I using simple_html_dom for scrape pages website, the problem is if i want to scrape many page like 500 url pages that takes a long time (5-30 minutes) to complete, and thats make my server error 500.
Some of these things I've done is:
- try using set_time_limit
- set ini_set('max_execution_time')
- add delay() timing
I many read from stackoverflow to use cronjob to split Long Running PHP Scripts, my question is How to split Long Running PHP Scripts ? can u give best way to split it ? can u give me step by step script because iam a beginner.

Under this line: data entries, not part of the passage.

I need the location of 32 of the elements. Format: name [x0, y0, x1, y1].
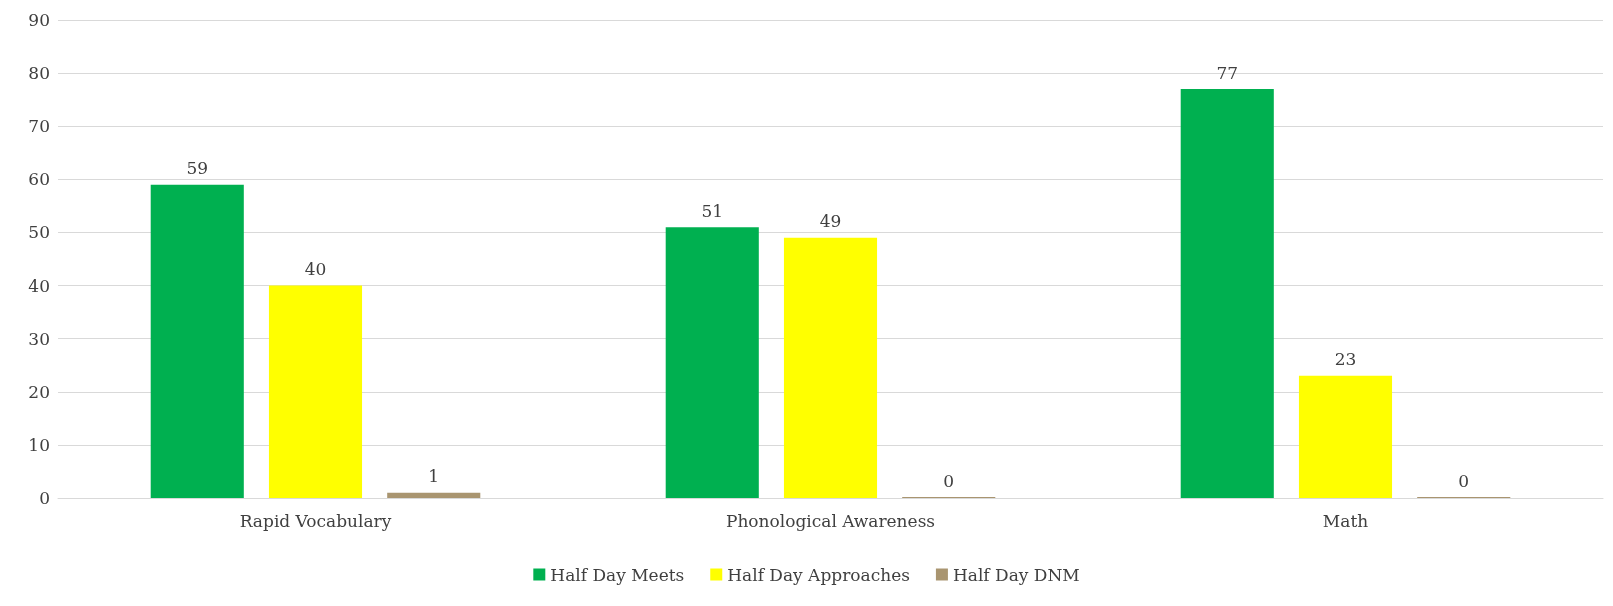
y-tick-label: 90	[28, 10, 50, 30]
y-tick-label: 20	[28, 381, 50, 402]
data-label: 1	[428, 466, 440, 487]
data-label: 51	[701, 200, 724, 221]
data-label: 49	[819, 211, 842, 232]
y-tick-label: 70	[28, 116, 50, 137]
legend-label: Half Day Meets	[550, 564, 685, 585]
bar	[387, 492, 481, 498]
y-tick-label: 0	[39, 488, 50, 508]
y-tick-label: 80	[28, 63, 50, 84]
bar	[268, 285, 363, 498]
bar	[1298, 375, 1393, 498]
bar	[150, 184, 244, 498]
y-tick-label: 50	[28, 222, 50, 243]
data-label: 40	[304, 259, 327, 280]
y-tick-label: 30	[28, 328, 50, 349]
data-label: 0	[943, 470, 955, 491]
data-label: 77	[1216, 62, 1239, 83]
x-tick-label: Rapid Vocabulary	[239, 510, 392, 531]
data-label: 23	[1334, 349, 1357, 370]
data-label: 0	[1458, 470, 1470, 491]
x-tick-label: Math	[1322, 510, 1369, 531]
bar	[783, 237, 878, 498]
legend-label: Half Day DNM	[952, 564, 1080, 585]
bar	[1180, 89, 1274, 498]
data-label: 59	[186, 158, 209, 179]
bar	[665, 227, 759, 498]
legend-label: Half Day Approaches	[727, 564, 910, 585]
y-tick-label: 60	[28, 169, 50, 190]
y-tick-label: 10	[28, 434, 50, 455]
y-tick-label: 40	[28, 275, 50, 296]
x-tick-label: Phonological Awareness	[725, 510, 936, 531]
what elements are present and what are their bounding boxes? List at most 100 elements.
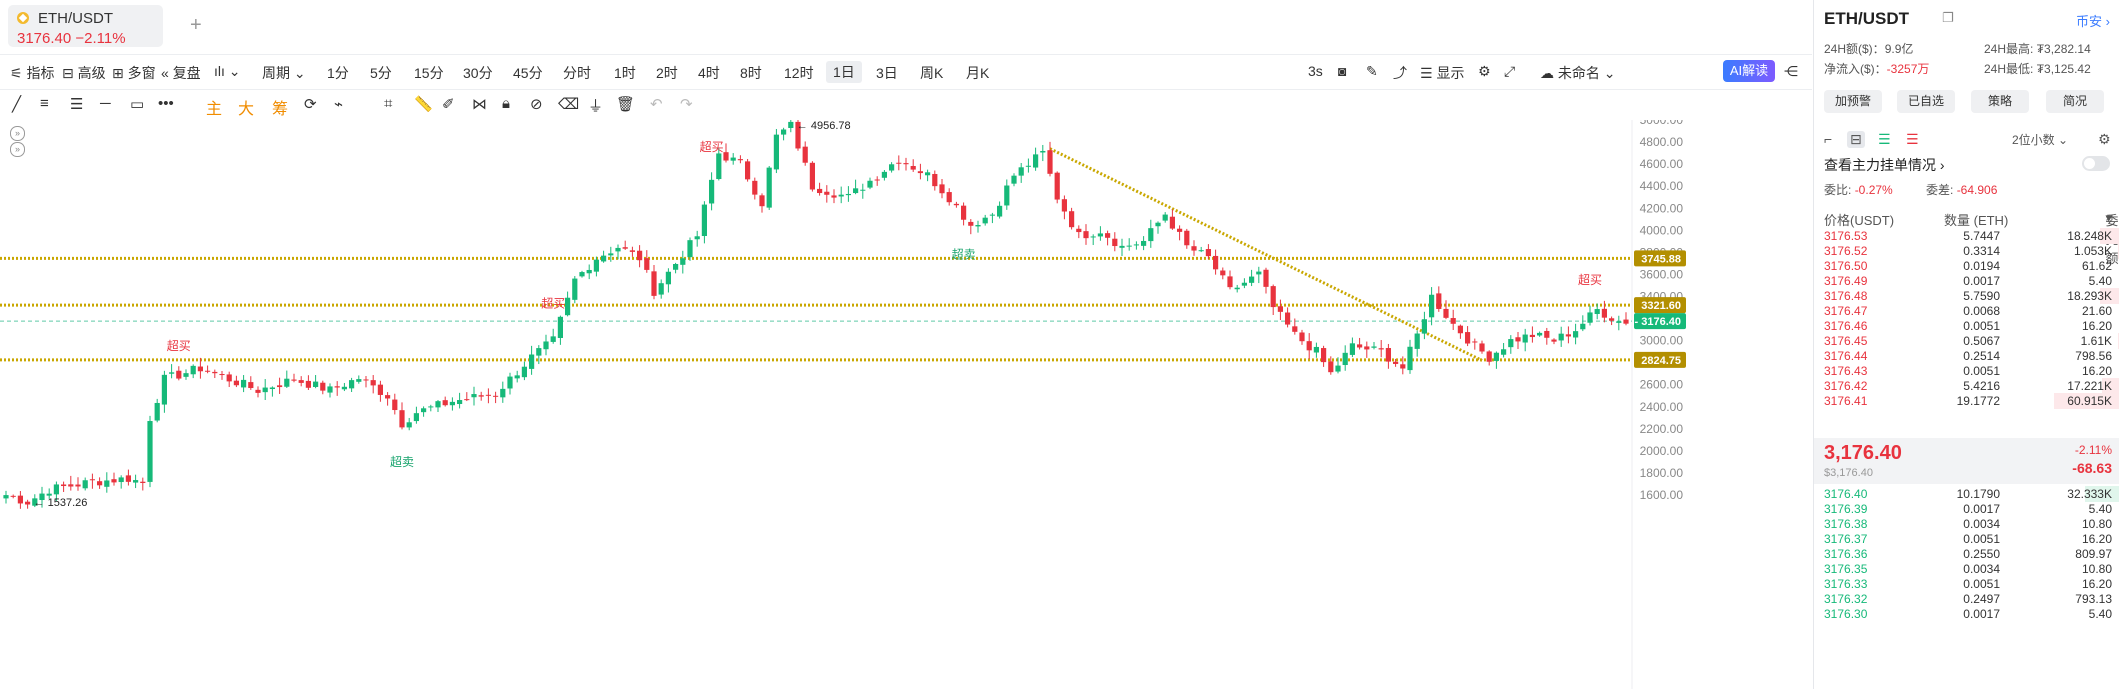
candle-body[interactable]	[190, 365, 196, 375]
bid-row[interactable]: 3176.35 0.0034 10.80	[1814, 560, 2119, 578]
candle-body[interactable]	[464, 399, 470, 401]
candle-body[interactable]	[1321, 348, 1327, 363]
candle-body[interactable]	[1400, 364, 1406, 369]
candle-body[interactable]	[932, 173, 938, 187]
candle-body[interactable]	[61, 484, 67, 487]
candle-body[interactable]	[493, 395, 499, 397]
candle-body[interactable]	[161, 374, 167, 405]
candle-body[interactable]	[694, 236, 700, 240]
candle-body[interactable]	[1371, 346, 1377, 348]
candle-body[interactable]	[406, 422, 412, 428]
candle-body[interactable]	[284, 378, 290, 387]
candle-body[interactable]	[25, 501, 31, 505]
add-alert-button[interactable]: 加预警	[1824, 90, 1882, 113]
candle-body[interactable]	[3, 495, 9, 499]
candle-body[interactable]	[809, 162, 815, 190]
candle-body[interactable]	[478, 395, 484, 397]
candle-body[interactable]	[1285, 312, 1291, 325]
candle-body[interactable]	[601, 255, 607, 262]
candle-body[interactable]	[1162, 214, 1168, 221]
candle-body[interactable]	[1522, 334, 1528, 343]
candle-body[interactable]	[46, 493, 52, 496]
candle-body[interactable]	[802, 146, 808, 163]
overview-button[interactable]: 简况	[2046, 90, 2104, 113]
candle-body[interactable]	[1083, 231, 1089, 239]
chips-toggle[interactable]: 筹	[272, 101, 289, 118]
horizontal-line-icon[interactable]: ─	[100, 95, 111, 112]
candle-body[interactable]	[1184, 230, 1190, 246]
undo-icon[interactable]: ↶	[650, 96, 663, 113]
candle-body[interactable]	[1270, 286, 1276, 308]
candle-body[interactable]	[140, 481, 146, 483]
candle-body[interactable]	[377, 384, 383, 395]
bid-row[interactable]: 3176.39 0.0017 5.40	[1814, 500, 2119, 518]
candle-body[interactable]	[1112, 238, 1118, 247]
candle-body[interactable]	[399, 410, 405, 428]
add-tab-button[interactable]: +	[190, 14, 202, 36]
ruler-icon[interactable]: 📏	[414, 96, 433, 113]
candle-body[interactable]	[500, 388, 506, 398]
candle-body[interactable]	[1090, 236, 1096, 238]
header-amount[interactable]: 委托额 ▾	[2105, 210, 2119, 266]
candle-body[interactable]	[795, 121, 801, 149]
candle-body[interactable]	[982, 217, 988, 224]
replay-button[interactable]: « 复盘	[161, 63, 201, 83]
period-3d[interactable]: 3日	[876, 65, 898, 81]
candle-body[interactable]	[53, 484, 59, 495]
candle-body[interactable]	[104, 480, 110, 487]
period-8h[interactable]: 8时	[740, 65, 762, 81]
candle-body[interactable]	[277, 385, 283, 388]
candle-body[interactable]	[305, 380, 311, 388]
candle-body[interactable]	[32, 498, 38, 506]
candle-body[interactable]	[1544, 330, 1550, 338]
candle-body[interactable]	[133, 480, 139, 483]
candle-body[interactable]	[939, 184, 945, 194]
candle-body[interactable]	[183, 373, 189, 377]
candle-body[interactable]	[745, 161, 751, 180]
candle-body[interactable]	[1393, 361, 1399, 364]
candle-body[interactable]	[521, 366, 527, 378]
candle-body[interactable]	[968, 221, 974, 226]
share-chart-icon[interactable]: ⤴	[1393, 65, 1407, 81]
candle-body[interactable]	[1234, 287, 1240, 290]
candle-body[interactable]	[1263, 269, 1269, 287]
candle-body[interactable]	[1191, 246, 1197, 251]
candle-body[interactable]	[1537, 332, 1543, 336]
candle-body[interactable]	[1033, 154, 1039, 168]
candle-body[interactable]	[341, 386, 347, 390]
candle-body[interactable]	[730, 157, 736, 161]
candle-body[interactable]	[118, 477, 124, 483]
candle-body[interactable]	[1126, 245, 1132, 247]
candle-body[interactable]	[1357, 344, 1363, 348]
candle-body[interactable]	[370, 380, 376, 386]
candle-body[interactable]	[1421, 319, 1427, 334]
bid-row[interactable]: 3176.38 0.0034 10.80	[1814, 515, 2119, 533]
candle-body[interactable]	[665, 271, 671, 285]
candle-body[interactable]	[176, 370, 182, 379]
pen-icon[interactable]: ✎	[1366, 63, 1378, 79]
candle-body[interactable]	[766, 167, 772, 208]
candle-body[interactable]	[529, 354, 535, 369]
candle-body[interactable]	[961, 205, 967, 220]
candle-body[interactable]	[759, 195, 765, 207]
candle-body[interactable]	[557, 316, 563, 338]
main-force-toggle-switch[interactable]	[2082, 156, 2110, 171]
candle-body[interactable]	[838, 194, 844, 197]
candle-body[interactable]	[1558, 333, 1564, 341]
candle-body[interactable]	[881, 171, 887, 178]
candle-body[interactable]	[615, 247, 621, 252]
candle-body[interactable]	[1407, 346, 1413, 371]
candle-body[interactable]	[1155, 222, 1161, 227]
indicator-button[interactable]: ⚟ 指标	[10, 63, 54, 83]
camera-icon[interactable]: ◙	[1338, 63, 1347, 79]
period-2h[interactable]: 2时	[656, 65, 678, 81]
candle-body[interactable]	[89, 479, 95, 481]
candle-body[interactable]	[212, 371, 218, 374]
multi-window-button[interactable]: ⊞ 多窗	[112, 63, 156, 83]
candle-body[interactable]	[997, 205, 1003, 217]
candle-body[interactable]	[1249, 276, 1255, 283]
candle-body[interactable]	[1436, 293, 1442, 309]
crop-icon[interactable]: ⌗	[384, 95, 393, 112]
bid-row[interactable]: 3176.40 10.1790 32.333K	[1814, 485, 2119, 503]
candle-body[interactable]	[111, 479, 117, 483]
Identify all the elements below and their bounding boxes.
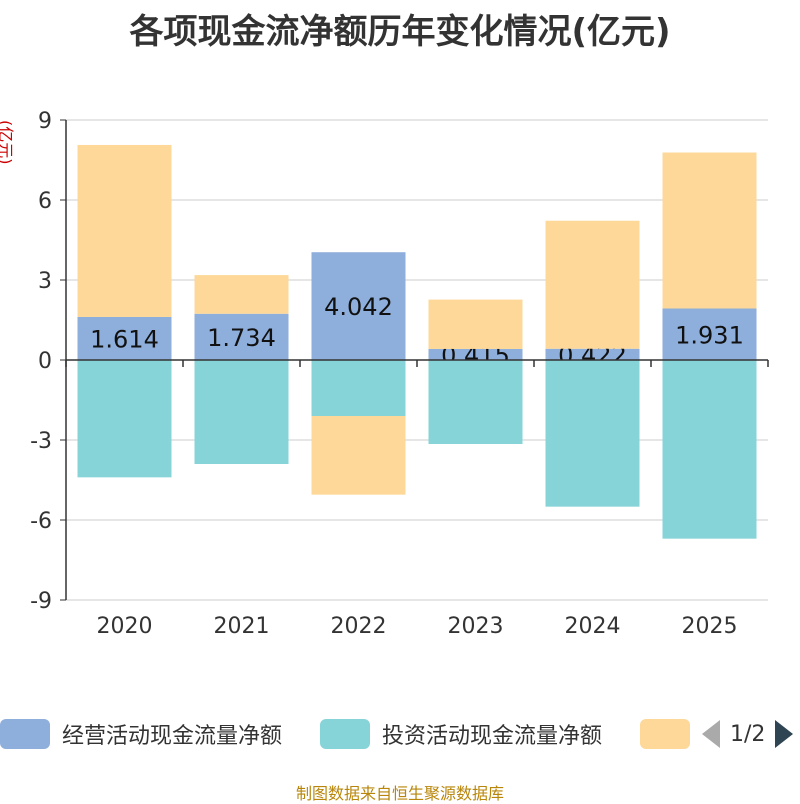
x-tick-label: 2023 — [448, 614, 504, 639]
legend-swatch-financing — [640, 719, 690, 749]
chart-title: 各项现金流净额历年变化情况(亿元) — [129, 12, 671, 52]
y-tick-label: 6 — [38, 189, 52, 214]
x-tick-label: 2025 — [682, 614, 738, 639]
y-tick-label: -6 — [30, 509, 52, 534]
y-tick-label: -9 — [30, 589, 52, 614]
legend: 经营活动现金流量净额 投资活动现金流量净额 1/2 — [0, 718, 800, 750]
data-label-2025: 1.931 — [675, 321, 744, 349]
data-label-2020: 1.614 — [90, 325, 159, 353]
legend-item-financing[interactable] — [640, 718, 690, 750]
bar-financing-2020 — [77, 144, 172, 317]
legend-item-operating[interactable]: 经营活动现金流量净额 — [0, 718, 282, 750]
bar-investing-2020 — [77, 360, 172, 478]
bar-financing-2022 — [311, 416, 406, 495]
data-source-note: 制图数据来自恒生聚源数据库 — [295, 784, 504, 803]
bar-investing-2023 — [428, 360, 523, 444]
legend-item-investing[interactable]: 投资活动现金流量净额 — [320, 718, 602, 750]
bar-investing-2021 — [194, 360, 289, 464]
legend-label-investing: 投资活动现金流量净额 — [382, 724, 603, 749]
x-tick-label: 2022 — [331, 614, 387, 639]
y-tick-label: -3 — [30, 429, 52, 454]
bar-operating-2025 — [662, 308, 757, 360]
legend-swatch-investing — [320, 719, 370, 749]
data-label-2021: 1.734 — [207, 324, 276, 352]
legend-prev-page-icon[interactable] — [702, 720, 720, 748]
y-tick-label: 9 — [38, 109, 52, 134]
bar-operating-2020 — [77, 316, 172, 360]
data-label-2022: 4.042 — [324, 293, 393, 321]
bar-operating-2023 — [428, 348, 523, 360]
legend-label-operating: 经营活动现金流量净额 — [62, 724, 283, 749]
bar-financing-2021 — [194, 275, 289, 314]
x-tick-label: 2020 — [97, 614, 153, 639]
bar-investing-2025 — [662, 360, 757, 539]
legend-next-page-icon[interactable] — [775, 720, 794, 748]
bar-operating-2021 — [194, 313, 289, 360]
y-tick-label: 0 — [38, 349, 52, 374]
legend-pager: 1/2 — [702, 718, 794, 750]
bar-financing-2023 — [428, 299, 523, 349]
y-axis-label: (亿元) — [0, 120, 15, 165]
legend-page-indicator: 1/2 — [730, 721, 766, 747]
bar-investing-2024 — [545, 360, 640, 507]
x-tick-label: 2021 — [214, 614, 270, 639]
bar-operating-2024 — [545, 348, 640, 360]
x-tick-label: 2024 — [565, 614, 621, 639]
bar-financing-2024 — [545, 220, 640, 349]
legend-swatch-operating — [0, 719, 50, 749]
bar-operating-2022 — [311, 252, 406, 360]
bar-financing-2025 — [662, 152, 757, 309]
y-tick-label: 3 — [38, 269, 52, 294]
bar-investing-2022 — [311, 360, 406, 416]
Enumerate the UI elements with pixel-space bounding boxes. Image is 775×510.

About my program, i have two file : file 1, i have array more than 500 link url file 2, this file have function to process scrape
example this is file 1:
set_time_limit(0);
ini_set('max_execution_time', 3000); //3000 seconds = 30 minutes
$start = microtime(true); // start check render time page
error_reporting(E_ALL);
ini_set('display_errors', 1);
include ("simple_html_dom.php");
include ("scrape.php");
$link=array('url1','url2','url3'...);
array_chunk($link, 25); // this i try to split for 25 but not working
$hasilScrape = array();
for ( $i=1; $i<=count($link); $i++){
//this is the process i want to call function get_data to scrape
$hasilScrape[$i-1] = json_decode(get_data($link[$i-1]), true);
}
$filename='File_Hasil_Scrape';
$fp = fopen($filename . ".csv", 'w');
foreach ($hasilScrape as $fields) {
fputcsv($fp, $fields);
}
fclose($fp);
i have thinking can i split array link for 25 array and thank i pause or make it stop for temporary (NOT DELAY because i have been try it no useless) the proses and run again, can u tell me please, thank you so much.